[Date Prev][Date Next]
[Chronological]
[Thread]
[Top]
Re: migrating from 2.0 to 2.1
Anders Bruun Olsen writes:
>> Messy. The DN is latin-1, but the CN is UTF-8.
>> You need to convert the DN to utf-8 (after base64-decoding it).
>
> That would be quite a good solution.. but how do I do that?
Depends on what OS and which programs you have installed.
This Perl script should do the trick, if you have a recent enough
Perl (or have installed MIME::Base64 "by hand").
As written, the script only converts latin-1 DNs to UTF-8.
If you have other latin-1 data as well which should be UTF-8,
then:
If you replace 'if (0 || ...)' with 'if (1 || ...)', it will
convert everything which looks like latin-1 to UTF-8.

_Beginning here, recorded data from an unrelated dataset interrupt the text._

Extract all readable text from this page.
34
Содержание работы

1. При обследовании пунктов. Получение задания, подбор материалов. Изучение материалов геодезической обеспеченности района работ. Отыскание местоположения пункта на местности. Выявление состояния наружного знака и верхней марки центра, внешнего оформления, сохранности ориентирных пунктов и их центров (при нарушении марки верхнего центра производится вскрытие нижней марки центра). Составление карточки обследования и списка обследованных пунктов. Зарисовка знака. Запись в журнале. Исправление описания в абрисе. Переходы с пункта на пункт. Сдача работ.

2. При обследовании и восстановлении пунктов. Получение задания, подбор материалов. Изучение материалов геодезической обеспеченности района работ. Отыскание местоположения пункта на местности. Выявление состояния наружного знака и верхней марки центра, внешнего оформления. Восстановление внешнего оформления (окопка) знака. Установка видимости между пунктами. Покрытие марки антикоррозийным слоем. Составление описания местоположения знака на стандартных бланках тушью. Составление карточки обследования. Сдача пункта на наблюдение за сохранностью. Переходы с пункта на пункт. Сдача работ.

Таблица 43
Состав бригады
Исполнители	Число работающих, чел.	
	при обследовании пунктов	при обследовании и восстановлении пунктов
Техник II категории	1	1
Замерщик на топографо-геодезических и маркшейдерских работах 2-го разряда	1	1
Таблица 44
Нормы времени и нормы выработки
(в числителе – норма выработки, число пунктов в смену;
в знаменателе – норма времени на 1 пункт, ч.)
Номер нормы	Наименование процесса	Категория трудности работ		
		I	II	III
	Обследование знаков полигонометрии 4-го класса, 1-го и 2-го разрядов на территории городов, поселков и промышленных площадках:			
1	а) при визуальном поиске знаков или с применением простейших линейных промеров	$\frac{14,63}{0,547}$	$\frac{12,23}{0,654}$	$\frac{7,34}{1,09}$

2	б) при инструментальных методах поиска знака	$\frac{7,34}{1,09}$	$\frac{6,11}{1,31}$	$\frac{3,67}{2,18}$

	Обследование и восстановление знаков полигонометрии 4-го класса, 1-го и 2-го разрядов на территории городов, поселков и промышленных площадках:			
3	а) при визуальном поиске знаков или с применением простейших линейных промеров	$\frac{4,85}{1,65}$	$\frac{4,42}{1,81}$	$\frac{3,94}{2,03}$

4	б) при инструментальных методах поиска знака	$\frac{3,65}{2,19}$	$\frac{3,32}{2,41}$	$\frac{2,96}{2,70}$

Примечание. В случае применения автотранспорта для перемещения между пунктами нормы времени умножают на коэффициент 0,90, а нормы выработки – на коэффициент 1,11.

If you have both binary and textual attributes, you'll instead
need to use 'if ($line =~ /^(dn|attrname1|attrname2):/is)'
which names the specific textual attributes which may contain
latin-1.
#!/usr/bin/perl -w
use strict;
use MIME::Base64;
my $line = "";
while (<>) {
print_line() unless /^ /s;
$line .= $_;
}
print_line();
sub print_line {
if (0 || $line =~ /^(dn):/is) {
# Remove continuation line separators
$line =~ s/\n //g;
# Decode base64
my $was_b64 = '';
$line =~ s/^([-.\;\w]+:): *(.*)(?=\n\z)/$1." ".decode_base64($2)/es
and $was_b64 = '\s.*|';
# Convert non-UTF-8 - assumed to be Latin-1 - to UTF-8
if ($line =~ /[\300-\377](?![\200-\277])|(?![\200-\377])[\200-\277]/) {
$line =~ s/([\200-\377])/
pack('CC', 0xC0 + (ord($1) >> 6), (ord($1) & 0xBF)) /ge;
}
# Convert back to base64
$line =~ s/^([^\n:]+:) ($was_b64.*?[\0\n\r].*)(?=\n\z)/
$1 . ": " . Base64($2) /e;
}
print $line;
$line = "";
}
sub Base64 {
my $b64 = encode_base64($_[0]);
$b64 =~ tr/ \n\r//d;
$b64;
}